The opinion expressed by a speaker quoted in a recent...

The Leader

The opinion expressed by a speaker quoted in a recent issue, concerning Mrs. Eddy, is wholly at variance with the opinions of those who have had actual knowledge of her. When Mrs. Eddy removed her residence from Concord to a suburb of Boston, the city council of the New Hampshire capital adopted resolutions expressing regret at her departure. The Governor of New Hampshire, in a recent public address in Boston, referred to Mrs. Eddy as "the Granite State's greatest woman," and said: "She has left the impression of her work not only on New England but on the entire world, and we are proud of her."

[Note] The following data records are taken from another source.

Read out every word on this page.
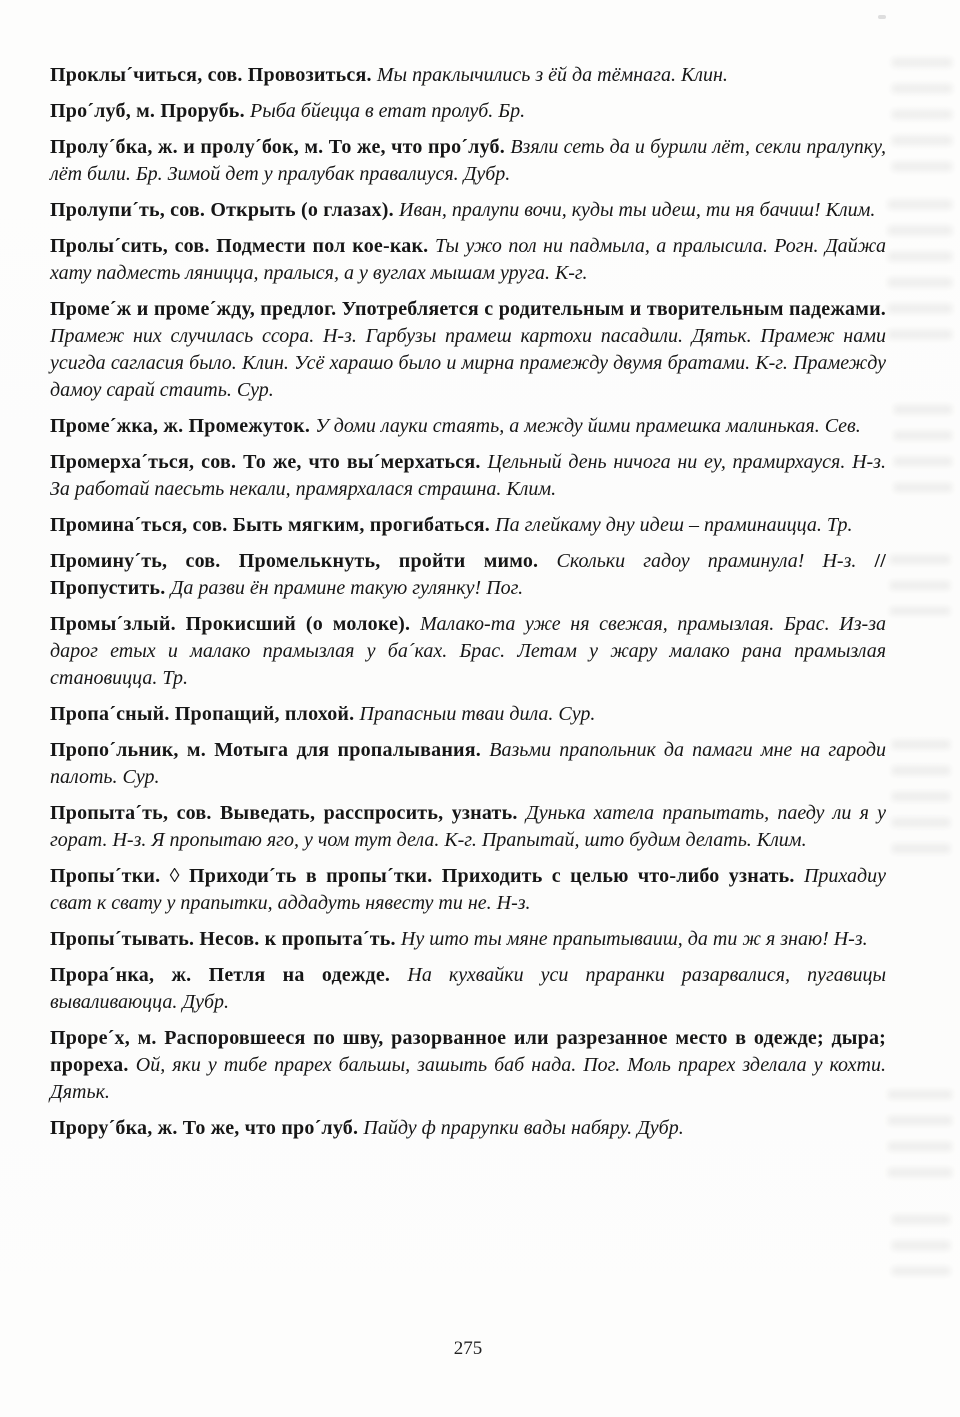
Проклы´читься, сов. Провозиться. Мы праклычились з ёй да тёмнага. Клин.

Про´луб, м. Прорубь. Рыба бйецца в етат пролуб. Бр.

Пролу´бка, ж. и пролу´бок, м. То же, что про´луб. Взяли сеть да и бурили лёт, секли пралупку, лёт били. Бр. Зимой дет у пралубак правалиуся. Дубр.

Пролупи´ть, сов. Открыть (о глазах). Иван, пралупи вочи, куды ты идеш, ти ня бачиш! Клим.

Пролы´сить, сов. Подмести пол кое-как. Ты ужо пол ни падмыла, а пралысила. Рогн. Дайжа хату падместь ляницца, пралыся, а у вуглах мышам уруга. К-г.

Проме´ж и проме´жду, предлог. Употребляется с родительным и творительным падежами. Прамеж них случилась ссора. Н-з. Гарбузы прамеш картохи пасадили. Дятьк. Прамеж нами усигда сагласия было. Клин. Усё харашо было и мирна прамежду двумя братами. К-г. Прамежду дамоу сарай стаить. Сур.

Проме´жка, ж. Промежуток. У доми лауки стаять, а между йими прамешка малинькая. Сев.

Промерха´ться, сов. То же, что вы´мерхаться. Цельный день ничога ни еу, прамирхауся. Н-з. За работай паесьть некали, прамярхалася страшна. Клим.

Промина´ться, сов. Быть мягким, прогибаться. Па глейкаму дну идеш – праминаицца. Тр.

Промину´ть, сов. Промелькнуть, пройти мимо. Скольки гадоу праминула! Н-з. // Пропустить. Да разви ён прамине такую гулянку! Пог.

Промы´злый. Прокисший (о молоке). Малако-та уже ня свежая, прамызлая. Брас. Из-за дарог етых и малако прамызлая у ба´ках. Брас. Летам у жару малако рана прамызлая становицца. Тр.

Пропа´сный. Пропащий, плохой. Прапасныи тваи дила. Сур.

Пропо´льник, м. Мотыга для пропалывания. Вазьми прапольник да памаги мне на гароди палоть. Сур.

Пропыта´ть, сов. Выведать, расспросить, узнать. Дунька хатела прапытать, паеду ли я у горат. Н-з. Я пропытаю яго, у чом тут дела. К-г. Прапытай, што будим делать. Клим.

Пропы´тки. ◊ Приходи´ть в пропы´тки. Приходить с целью что-либо узнать. Прихадиу сват к свату у прапытки, аддадуть нявесту ти не. Н-з.

Пропы´тывать. Несов. к пропыта´ть. Ну што ты мяне прапытываиш, да ти ж я знаю! Н-з.

Прора´нка, ж. Петля на одежде. На кухвайки уси праранки разарвалися, пугавицы вываливаюцца. Дубр.

Проре´х, м. Распоровшееся по шву, разорванное или разрезанное место в одежде; дыра; прореха. Ой, яки у тибе прарех бальшы, зашыть баб нада. Пог. Моль прарех зделала у кохти. Дятьк.

Прору´бка, ж. То же, что про´луб. Пайду ф прарупки вады набяру. Дубр.

275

Clara Barton, founder of the Red Cross Society, paid this tribute to the Leader of Christian Science: "Mrs. Eddy should have the respect, admiration, and love of the whole nation, for she is its greatest woman." Many other distinguished men and women have attested their high regard for Mrs. Eddy and her achievement, and the number of those who through lack of knowledge still regard her and her work with disapproval or even indifference, is daily diminishing. In less than fifty years Christian Science has become a worldwide religious movement. Today it has approximately fifteen hundred church organizations, some of which are to be found in every civilized country; a part of its literature is obtainable in seven languages, and its text-book has enjoyed a larger sale than that of any other book ever printed except the Bible. Needless to say, Christian Science is well past the stage where untempered abuse can interfere with its progress.